A absorção de luz é representada através de Equação 3 na qual clorofila (Chl) em seu estado de baixa-energia, ou basal, absorve um fóton (representado através de hv) e faz uma transição para um estado de alta-energia, ou excitado, (Chl *):

A distribuição de elétrons na molécula excitada é um pouco diferente da distribuição na molécula básica. A figura 2 descreve a absorção e emissão de luz através de moléculas de clorofila. Absorção de luz azul excita a clorofila a um estado de energia mais alto que absorção de luz vermelha, porque a energia dos fótons é mais alta quando o comprimento de onda deles for mais curto. No estado de excitação mais alto, a clorofila é extremamente instável, muito rapidamente perde alguma de sua energia para o ambiente como calor, e entra no estado mais baixo de excitação onde pode ser estável por vários nanosegundos (10-9 s). Por causa desta instabilidade inerente do estado excitado, qualquer processo que captura sua energia deve ser extremamente rápido.
No mais baixo estado de excitação, a clorofila excitada tem vários possíveis caminhos para dispor de sua energia disponível (figura 4). Pode re-emitir um fóton e assim pode voltar a seu estado básico, processo conhecido como fluorescência. Quando faz assim, o comprimento de onda de fluorescência quase sempre é ligeiramente mais longo que o comprimento de onda de absorção do mesmo elétron, porque uma porção da energia de excitação é convertida em calor antes de o fóton fluorescente fosse emitido. Conservação de energia requer então que a energia de fóton-fluorescência seja mais baixa que de fóton-excitação conseqüentemente à troca para comprimento de onda mais longo. Clorofilas florescem na região vermelha do espectro.
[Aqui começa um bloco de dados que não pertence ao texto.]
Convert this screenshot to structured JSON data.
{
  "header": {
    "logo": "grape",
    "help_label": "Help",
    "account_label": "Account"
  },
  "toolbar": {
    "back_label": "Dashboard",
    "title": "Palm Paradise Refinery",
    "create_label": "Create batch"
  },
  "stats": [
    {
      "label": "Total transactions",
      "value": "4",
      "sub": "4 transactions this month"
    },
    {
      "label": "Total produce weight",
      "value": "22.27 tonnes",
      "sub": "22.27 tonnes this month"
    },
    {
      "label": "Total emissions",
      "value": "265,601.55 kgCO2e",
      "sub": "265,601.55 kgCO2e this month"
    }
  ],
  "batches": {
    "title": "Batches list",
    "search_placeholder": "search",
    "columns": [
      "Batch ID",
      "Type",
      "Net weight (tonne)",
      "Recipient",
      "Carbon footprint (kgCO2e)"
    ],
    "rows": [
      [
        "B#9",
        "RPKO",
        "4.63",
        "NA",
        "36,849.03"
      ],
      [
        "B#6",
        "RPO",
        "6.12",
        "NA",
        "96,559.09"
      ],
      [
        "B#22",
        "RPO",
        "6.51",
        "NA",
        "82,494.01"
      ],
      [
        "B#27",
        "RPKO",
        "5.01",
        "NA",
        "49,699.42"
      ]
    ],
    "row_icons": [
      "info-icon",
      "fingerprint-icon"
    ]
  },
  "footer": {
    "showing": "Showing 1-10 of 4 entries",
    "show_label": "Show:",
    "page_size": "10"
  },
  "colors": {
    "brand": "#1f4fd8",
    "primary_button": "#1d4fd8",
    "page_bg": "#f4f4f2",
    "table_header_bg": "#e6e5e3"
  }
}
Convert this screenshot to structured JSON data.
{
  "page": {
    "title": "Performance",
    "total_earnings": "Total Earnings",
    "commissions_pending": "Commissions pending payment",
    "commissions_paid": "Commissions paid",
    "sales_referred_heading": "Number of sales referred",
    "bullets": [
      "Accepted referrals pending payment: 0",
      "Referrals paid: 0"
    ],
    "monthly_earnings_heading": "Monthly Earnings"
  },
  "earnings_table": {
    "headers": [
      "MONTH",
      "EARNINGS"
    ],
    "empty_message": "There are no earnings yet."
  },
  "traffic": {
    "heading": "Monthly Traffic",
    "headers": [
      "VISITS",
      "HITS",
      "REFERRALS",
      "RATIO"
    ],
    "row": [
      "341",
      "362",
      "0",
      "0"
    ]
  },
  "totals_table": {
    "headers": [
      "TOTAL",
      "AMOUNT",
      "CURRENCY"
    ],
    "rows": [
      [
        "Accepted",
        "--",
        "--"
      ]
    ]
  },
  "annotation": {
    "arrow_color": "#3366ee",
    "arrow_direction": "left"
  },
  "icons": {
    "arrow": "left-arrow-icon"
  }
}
Alternativamente, a clorofila excitada pode voltar a seu estado basal convertendo sua energia de excitação diretamente em calor, sem emissão de um fóton. Um terceiro processo que desativa a clorofila excitada é transferência de energia, na qual uma clorofila excitada transfere sua energia a outra molécula. Um quarto processo é fotoquímico no qual a energia do estado excitado causa a ocorrência de reações químicas. A taxa dos primeiros passos do processo de armazenamento de energia fotossintética está entre as reações mais rápidas de substâncias químicas conhecidas. Esta velocidade extrema é necessária para a fotoquímica competir com as outras possíveis reações do estado excitado.